The MHARR zoning project, which is designed to take place in cooperation – and with the assistance of — manufactured housing industry state associations, asks states (see package attached) to cooperate with MHARR in providing, for review, study, analysis and follow-up, the two most egregious instances of exclusionary and/or discriminatory zoning within their respective states – with one involving the development or expansion of a manufactured housing community and the other involving the placement of an individual home on private land.
MHARR’s plans include, among other things, selecting several instances of each type of discrimination/exclusion, which will then be fully vetted and analyzed.
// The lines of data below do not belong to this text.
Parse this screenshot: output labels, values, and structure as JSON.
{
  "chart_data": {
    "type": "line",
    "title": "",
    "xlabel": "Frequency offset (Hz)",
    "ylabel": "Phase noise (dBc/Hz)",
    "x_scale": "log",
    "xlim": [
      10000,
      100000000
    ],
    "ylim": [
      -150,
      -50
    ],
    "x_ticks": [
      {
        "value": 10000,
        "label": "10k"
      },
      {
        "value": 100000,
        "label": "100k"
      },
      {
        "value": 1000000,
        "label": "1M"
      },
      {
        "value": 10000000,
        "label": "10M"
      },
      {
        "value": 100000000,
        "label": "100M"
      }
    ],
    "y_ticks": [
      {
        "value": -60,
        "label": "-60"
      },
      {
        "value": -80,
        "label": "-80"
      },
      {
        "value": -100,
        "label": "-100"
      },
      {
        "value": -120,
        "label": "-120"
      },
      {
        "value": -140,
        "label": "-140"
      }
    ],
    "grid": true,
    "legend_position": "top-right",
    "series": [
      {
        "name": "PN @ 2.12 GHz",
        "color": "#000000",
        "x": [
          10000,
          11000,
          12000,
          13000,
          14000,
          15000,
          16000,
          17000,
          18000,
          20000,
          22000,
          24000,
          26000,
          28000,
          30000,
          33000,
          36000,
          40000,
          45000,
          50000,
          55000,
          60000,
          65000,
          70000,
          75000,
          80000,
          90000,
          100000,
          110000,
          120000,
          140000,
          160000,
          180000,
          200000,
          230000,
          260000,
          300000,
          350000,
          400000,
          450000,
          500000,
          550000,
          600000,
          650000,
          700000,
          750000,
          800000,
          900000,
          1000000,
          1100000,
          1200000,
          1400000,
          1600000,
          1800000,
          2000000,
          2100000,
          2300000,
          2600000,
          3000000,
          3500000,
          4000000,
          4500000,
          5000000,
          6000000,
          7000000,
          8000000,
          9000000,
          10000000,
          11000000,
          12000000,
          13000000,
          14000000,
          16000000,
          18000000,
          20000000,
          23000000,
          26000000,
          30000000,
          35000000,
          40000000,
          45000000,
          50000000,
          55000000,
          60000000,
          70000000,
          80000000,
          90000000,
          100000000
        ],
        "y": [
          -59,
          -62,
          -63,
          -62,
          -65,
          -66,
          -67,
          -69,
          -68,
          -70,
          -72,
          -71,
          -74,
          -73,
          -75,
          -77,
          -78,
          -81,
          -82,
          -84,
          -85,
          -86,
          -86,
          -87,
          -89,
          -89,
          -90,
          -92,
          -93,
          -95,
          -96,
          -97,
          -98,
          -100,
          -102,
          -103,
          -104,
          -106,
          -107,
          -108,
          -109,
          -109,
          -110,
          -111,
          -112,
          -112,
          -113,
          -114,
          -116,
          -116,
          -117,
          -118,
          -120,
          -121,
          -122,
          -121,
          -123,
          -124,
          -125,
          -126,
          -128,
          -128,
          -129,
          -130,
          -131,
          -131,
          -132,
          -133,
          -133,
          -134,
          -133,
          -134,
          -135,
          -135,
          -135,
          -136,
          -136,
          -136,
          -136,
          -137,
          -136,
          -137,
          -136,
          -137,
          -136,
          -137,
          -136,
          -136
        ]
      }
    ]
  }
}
MHARR will subsequently select one instance of each type of discrimination (i.e., community and single-home/landowner) and then begin to advance these matters to the highest necessary and appropriate court (either state or federal).
In Washington, D.C., MHARR President and CEO, Mark Weiss, stated: “Nearly twenty years after Congress adopted the enhanced federal preemption of the Manufactured Housing Improvement Act of 2000, smaller industry businesses and consumers have waited long enough for a resolution of the discriminatory zoning restrictions and exclusions that, for far too many, have slammed shut the door on the American Dream of home ownership.” Weiss continued, “Against the backdrop of a longstanding defacto leadership vacuum on this and other crucial matters, MHARR will seek to appeal to the moral compass of every industry member to join-in and support this effort, much the same as occurred in the 1990s, when MHARR’s leadership brought the industry together to modernize the original 1974 federal ‘trailer’ law and cement the status of manufactured homes as legitimate ‘housing’ through the Manufactured Housing Improvement Act of 2000.”
The Manufactured Housing Association for Regulatory Reform is a Washington, D.C.-based national trade association representing the views and interests of independent producers of federally-regulated manufactured housing.